Insurers looking to seize opportunities presented by the growing Internet of Things (IoT) often face one immediate hurdle as they survey the countless products and systems that are going online, including cars, kitchen appliances, and heating and cooling equipment. In the huge amount of raw data these devices collect, the key word is “raw”: The wealth of information in this data isn’t always easy to extract.
The way to usable insight often lies through data science, predictive modeling, machine learning, and artificial intelligence (AI). These disciplines typically use complex methods that take significant investments of time, resources, and intellectual capital to master. A new white paper from Verisk, Inside the IoT Data Refinery: Extracting Insights from Telematics, takes the example of connected cars to explore the process of assessing, cleansing, and validating IoT data for potential use across the insurance life cycle, from lead generation and underwriting to claims.
Driving data collected by plug-in devices, mobile apps, and factory-installed systems provides the first common data elements typically used for insurance pricing. In line to follow these are electronic data recorders (EDRs, or “black boxes”), connected homes, and even wearables. But before the data can be analyzed and modeled accurately, it often must be prepared through processes that include data assessment, data cleansing, and device harmonization.
Verisk’s new report describes the typical assessment process whereby the Verisk IoT team works with potential data partners of the Verisk Data Exchange™ to assess new data sets and their use. Examples are focused on vehicle data—from original equipment manufacturers (OEMs), telematics service providers, mobile data loggers, and aftermarket devices—because of its accessibility.
Step-by-step data assessment
The first step in any data assessment or analysis of a data set is often examining the data specifications to identify any architectural failure at the earliest phase. When reading the specs, it should be evident whether the available elements can provide a minimal viable model and whether the resolution and frequency of the data are sufficient for modeling.
After reading, understanding, and approving the specs, a database that fits the specs should be structured and populated with data. When building and extracting the data, key factors include compatibility between the data format and the data set received; preservation of all data within the database structure; ability to trace and isolate each data element; and data storage in both raw and analysis-ready formats.

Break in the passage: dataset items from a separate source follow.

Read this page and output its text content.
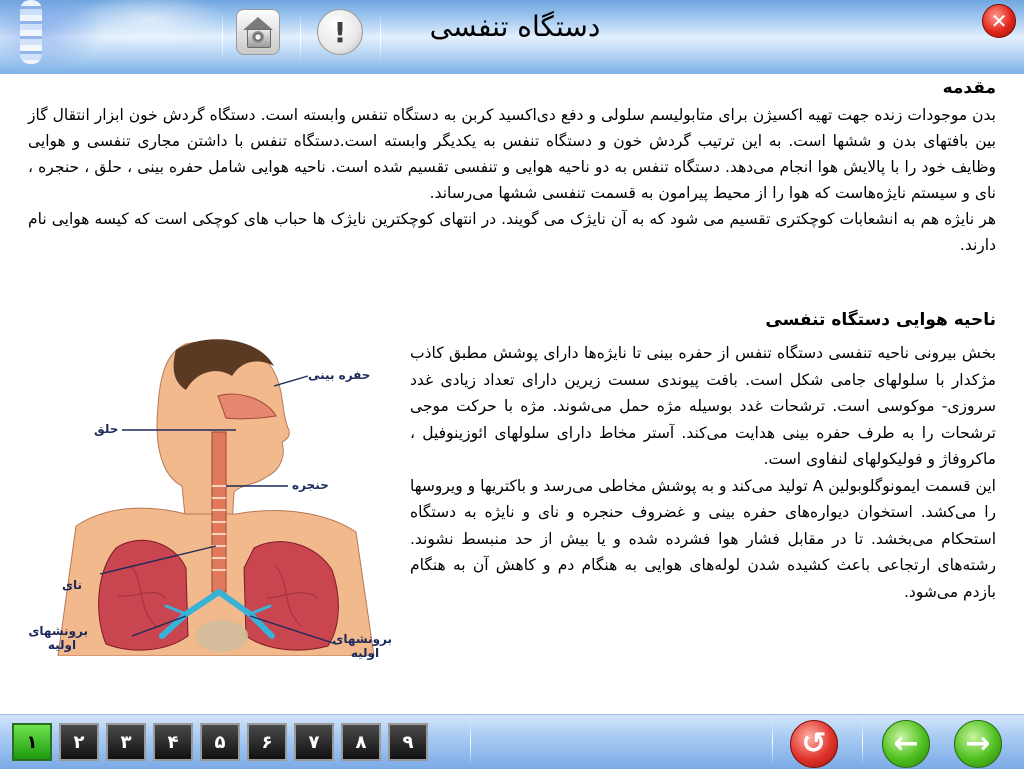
!	دستگاه تنفسی	✕
مقدمه

بدن موجودات زنده جهت تهیه اکسیژن برای متابولیسم سلولی و دفع دی‌اکسید کربن به دستگاه تنفس وابسته است. دستگاه گردش خون ابزار انتقال گاز بین بافتهای بدن و ششها است. به این ترتیب گردش خون و دستگاه تنفس به یکدیگر وابسته است.دستگاه تنفس با داشتن مجاری تنفسی و هوایی وظایف خود را با پالایش هوا انجام می‌دهد. دستگاه تنفس به دو ناحیه هوایی و تنفسی تقسیم شده است. ناحیه هوایی شامل حفره بینی ، حلق ، حنجره ، نای و سیستم نایژه‌هاست که هوا را از محیط پیرامون به قسمت تنفسی ششها می‌رساند.

هر نایژه هم به انشعابات کوچکتری تقسیم می شود که به آن نایژک می گویند. در انتهای کوچکترین نایژک ها حباب های کوچکی است که کیسه هوایی نام دارند.

ناحیه هوایی دستگاه تنفسی
حفره بینی
حلق
حنجره
نای
برونشهای اولیه	برونشهای اولیه

بخش بیرونی ناحیه تنفسی دستگاه تنفس از حفره بینی تا نایژه‌ها دارای پوشش مطبق کاذب مژکدار با سلولهای جامی شکل است. بافت پیوندی سست زیرین دارای تعداد زیادی غدد سروزی- موکوسی است. ترشحات غدد بوسیله مژه حمل می‌شوند. مژه با حرکت موجی ترشحات را به طرف حفره بینی هدایت می‌کند. آستر مخاط دارای سلولهای ائوزینوفیل ، ماکروفاژ و فولیکولهای لنفاوی است.

این قسمت ایمونوگلوبولین A تولید می‌کند و به پوشش مخاطی می‌رسد و باکتریها و ویروسها را می‌کشد. استخوان دیواره‌های حفره بینی و غضروف حنجره و نای و نایژه به دستگاه استحکام می‌بخشد. تا در مقابل فشار هوا فشرده شده و یا بیش از حد منبسط نشوند. رشته‌های ارتجاعی باعث کشیده شدن لوله‌های هوایی به هنگام دم و کاهش آن به هنگام بازدم می‌شود.

۱	۲	۳	۴	۵	۶	۷	۸	۹	↺ ← →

Finally, data should be assessed in terms of general statistical analysis, compatibility with specifications, completeness, and validation across the multiple sensors that feed the data set. A set of tests and assessments should be created based on the provided specs, but it’s important to modify them as the assessment unfolds and when new findings on the data emerge.
An experienced hand
Verisk has been assessing telemetry data for more than a decade, examining various technologies and an array of devices, data elements, and data sources. Much of this work is done at the Verisk Telematics Innovation Center based in Tel Aviv, Israel. No matter how the data is delivered—connected car, mobile, or dongles—Verisk has developed effective mechanisms to help evaluate the data thoroughly.